I don't care what others do to their body. What I do care about is that patients can make an informed decision. That entails being educated on what medical research says about the successful surgical treatment of morbid obesity. A surgeon has profit motive, which means ill advise most of the time.
I did not directly attack the origional poster, and I said my point as kindly as possible. it is simply untrue to suggest that the band is generally just as good as other surgeries.
For example: Last year at the ripe young age of 21 I weighed 441 pounds. My BMI was 66, and I had: diabetes, blood pressure 196/115, heart rate over 130, sleep apnea, GERD, etc. Have you ever heard the phrase, "some are sicker than others"?
Would you suggest that a band would have been a viable option for me? The sad thing is that many surgeons do advise patients in that extreme situation to get a band.
I did not directly attack the origional poster, and I said my point as kindly as possible. it is simply untrue to suggest that the band is generally just as good as other surgeries.
For example: Last year at the ripe young age of 21 I weighed 441 pounds. My BMI was 66, and I had: diabetes, blood pressure 196/115, heart rate over 130, sleep apnea, GERD, etc. Have you ever heard the phrase, "some are sicker than others"?
Would you suggest that a band would have been a viable option for me? The sad thing is that many surgeons do advise patients in that extreme situation to get a band.

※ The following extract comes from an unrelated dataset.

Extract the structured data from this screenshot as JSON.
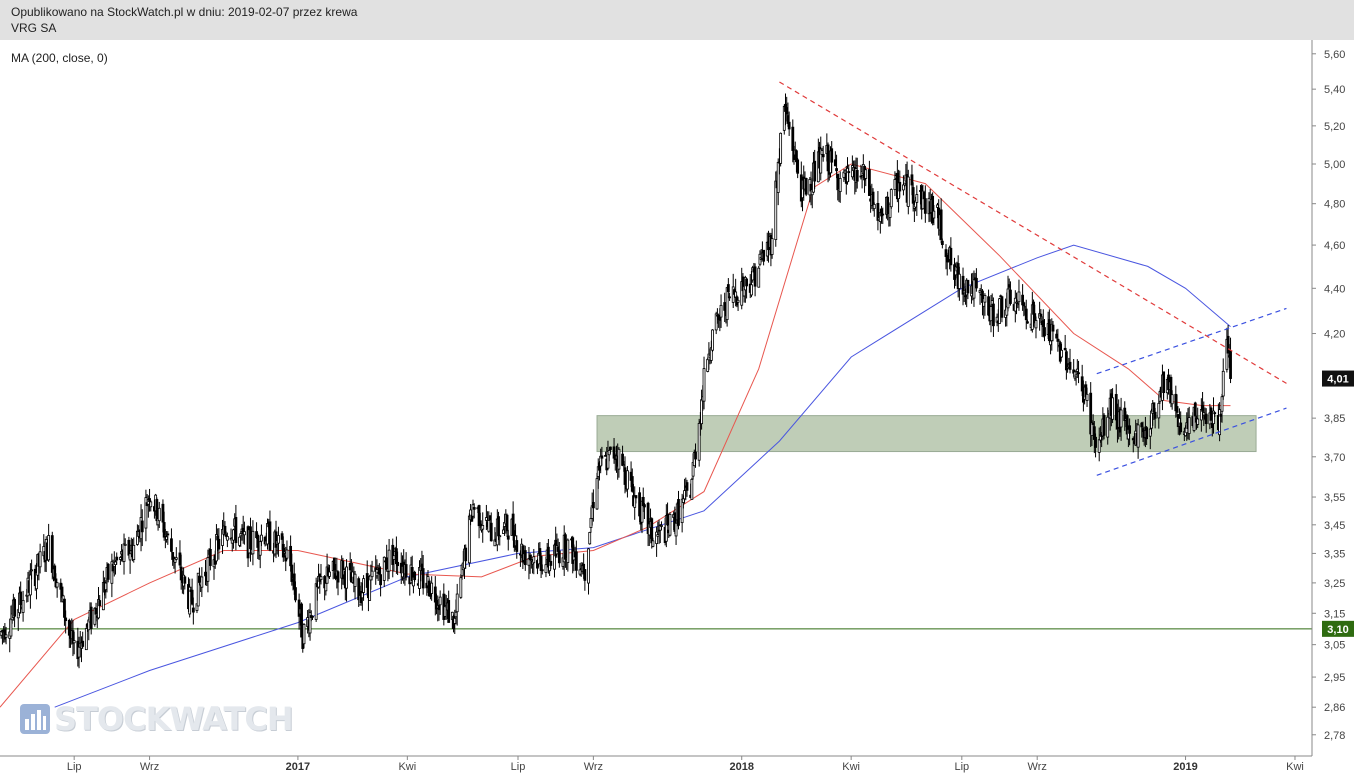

My point is simply that by invading a forum for people who have had this surgery or are interested in it, you are PUSHING your opinions/beliefs on people. This is never a good practice, and quite frankly isn't very flattering to your character. Every person is responsible for doing their own research and since you are not a Dr. you are not technically qualified to peddle your own research/opinions anymore than I am to say "well bypass/rxy/ds/vsg suck because I've read lots of places that they do". Do you understand what I'm saying? Just let us bandsters enjoy our forum in peace.
I am not peddling anything. I have never seen Kate post anything not supportive to others, and I have no intention of bugging her. Does that not mean that I cannot respond to her post with my thoughts?
My comment was not directed to you. If Kate has a problem with what I said to her, than she can tell me herself.
My comment was not directed to you. If Kate has a problem with what I said to her, than she can tell me herself.
I'm in no way trying to defend Kate, I'm sure she can/will tell you if your comments offend her. I'm speaking only for myself, and saying that while your thoughts and comments are I'm sure valuable and seem necessary to you; as a newbie to this forum looking for support from people with a similar experience as my own, they are off putting and a distraction from what I came here for. Obviously, this won't stop you from posting because you see yourself as doing a service to all of us hoodwinked and swindled band people who've been sold snake oil by greedy surgeons so I'll just let it go with this post.